Welcome to the era of 'Human Experience Management'

The best-run companies continually invest in their workforce and put people at the centre of their business plans

Welcome to the era of 'Human Experience Management'

by Aaron Green, Head of SAP SuccessFactors, ANZ

In today’s world change is constant, and it’s happening all around us at ridiculous speed. Societal trends, geo-political shifts and macro-economic changes are so profound that even the reason businesses exist is shifting.

This year the Business Roundtable, made up of CEOs from America’s largest companies, declared that the new purpose of corporations should extend beyond a singular focus on shareholder value. Instead, businesses should benefit all stakeholders, including customers and employees.

With change happening so fast, even the savviest execs can struggle to keep up. For many regular employees, the changes are even scarier. Headlines shout about the risks of AI taking jobs. New technologies and automation can be difficult to understand, let alone work with.

The power of people
Along with change, another constant remains: the importance of your people. It’s no surprise the Business Roundtable included employees as a critical stakeholder in business success.

This is especially true as technology forces roles to evolve. As digital transformation shifts how businesses operate, there are risks that your employees’ jobs will be disrupted. In turn, this can lead to employee dissatisfaction and decreased performance. Managed poorly, your business will suffer.

This is where People & Culture comes in. The best-run companies continually invest in their workforce and put people at the centre of their business plans.

The evolutions of People & Culture
In recent years, People & Culture leaders have been actively dedicating time and resources to improving the people experience and developing the right culture to engage, motivate, and inspire their workforce. We’ve changed the name from Personnel to Human Resources (HR) to People & Culture as a means to identify the criticality of our function.

It’s clear why: the results speak for themselves. Studies have found that focusing on employee engagement leads to higher productivity, three times more revenue per employee, and 40 per cent less turnover.

Yet many organisations continue to fall short when it comes to meeting employee expectations.

The employee experience gap
The reality is that even though organisations place great focus on experience today, they fail to properly address it. The worrying thing is many CEOs believe they deliver a good employee experience. At the same time, surveys of employees have found employee engagement remains stubbornly low.

This is the employee experience gap. And in the current environment, it’s a serious weakness that businesses need to address to succeed.

Every day, People & Culture leaders I speak to know the ideal experience they want to give to employees. The question is, why can’t we seem to get it right?

The full picture

While most organisations have more data than ever to help identify and solve problems, People & Culture and business leaders continue to be surprised by experience gaps in their workforce.

The answer is finding and using a different kind of data. In business today there are two types: operational data (O-data) and experience data (X-data).

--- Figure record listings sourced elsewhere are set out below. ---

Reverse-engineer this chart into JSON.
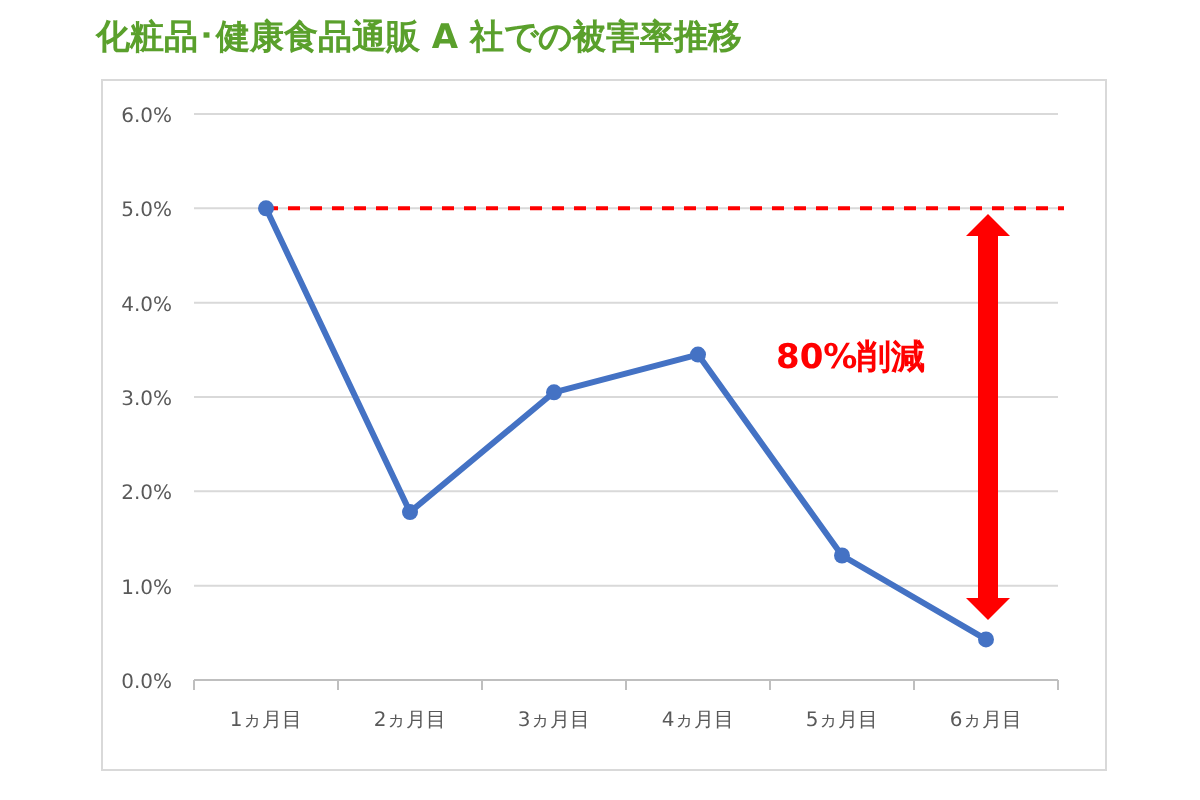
{
  "chart_data": {
    "type": "line",
    "title": "化粧品･健康食品通販 A 社での被害率推移",
    "categories": [
      "1ヵ月目",
      "2ヵ月目",
      "3ヵ月目",
      "4ヵ月目",
      "5ヵ月目",
      "6ヵ月目"
    ],
    "series": [
      {
        "color": "#4472c4",
        "values": [
          5.0,
          1.78,
          3.05,
          3.45,
          1.32,
          0.43
        ]
      }
    ],
    "ylim": [
      0,
      6
    ],
    "yticks": [
      {
        "value": 0,
        "label": "0.0%"
      },
      {
        "value": 1,
        "label": "1.0%"
      },
      {
        "value": 2,
        "label": "2.0%"
      },
      {
        "value": 3,
        "label": "3.0%"
      },
      {
        "value": 4,
        "label": "4.0%"
      },
      {
        "value": 5,
        "label": "5.0%"
      },
      {
        "value": 6,
        "label": "6.0%"
      }
    ],
    "grid": "y",
    "marker": "circle",
    "line_style": "solid",
    "ref_lines": [
      {
        "axis": "y",
        "value": 5.0,
        "color": "#ff0000",
        "line_style": "dashed"
      }
    ],
    "annotations": [
      "80%削減"
    ]
  }
}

O-data is rich, transactional People data such as how many employees are leaving the organisation, how many candidates accept offers, or what per cent of training is completed. It tells you exactly what is happening in your organization.

X-data is fundamentally different. It’s the human data, or the beliefs, emotions, and intentions that tell you why employees are leaving the organization or why candidates are rejecting offers.

Organisations cannot change the employee experience until they marry O-data and X-data to understand both the what AND the why.

Capturing employees experience data, and where the experience gaps exist, provides a baseline for HR to begin making improvements that will deliver real business results.

The Age of Experience
This focus on experience is a significant change in how we have traditionally approached People & Culture.

It is the type of shift that gets the world’s most powerful CEOs together to change the purpose of companies. It is a shift that is positioning HR as a strategic growth driver like never before.

In the past, ‘HR’ often boiled down to human capital management (HCM). This is no longer sufficient on its own to meet employee expectations.

Now is the time to evolve HCM to HXM, or human experience management.

Introducing HXM
The best People & Culture leaders today must care as much — or more — about employees as they do customers. This means HXM is not about making minor improvements; it means redesigning experiences with the end user in mind across every HR touchpoint.

HXM leaders create experiences that allow candidates, new hires, recruiters, employees and managers to do things more quickly, easily and intuitively – from recruitment to learning to retirement.

It means taking advantage of artificial intelligence-based chatbots and machine learning-based recommendations to provide suggestions, insights, and nudges that guide the right decision and actions. It means delivering the same type of personalised experiences that people encounter when shopping online or ordering takeaway food.

It means harnessing the very same technologies that employees may fear as drivers of disruption. The truth is they are enablers of enjoyable work.

Most importantly, HXM means providing the tools businesses need to continuously listen to their workforce and understand where there are gaps so they can improve experiences for both individuals and teams.

By doing this, the People & Culture leaders of today will become the HXM innovators of tomorrow. Succeed, and they will fundamentally change the way people experience work.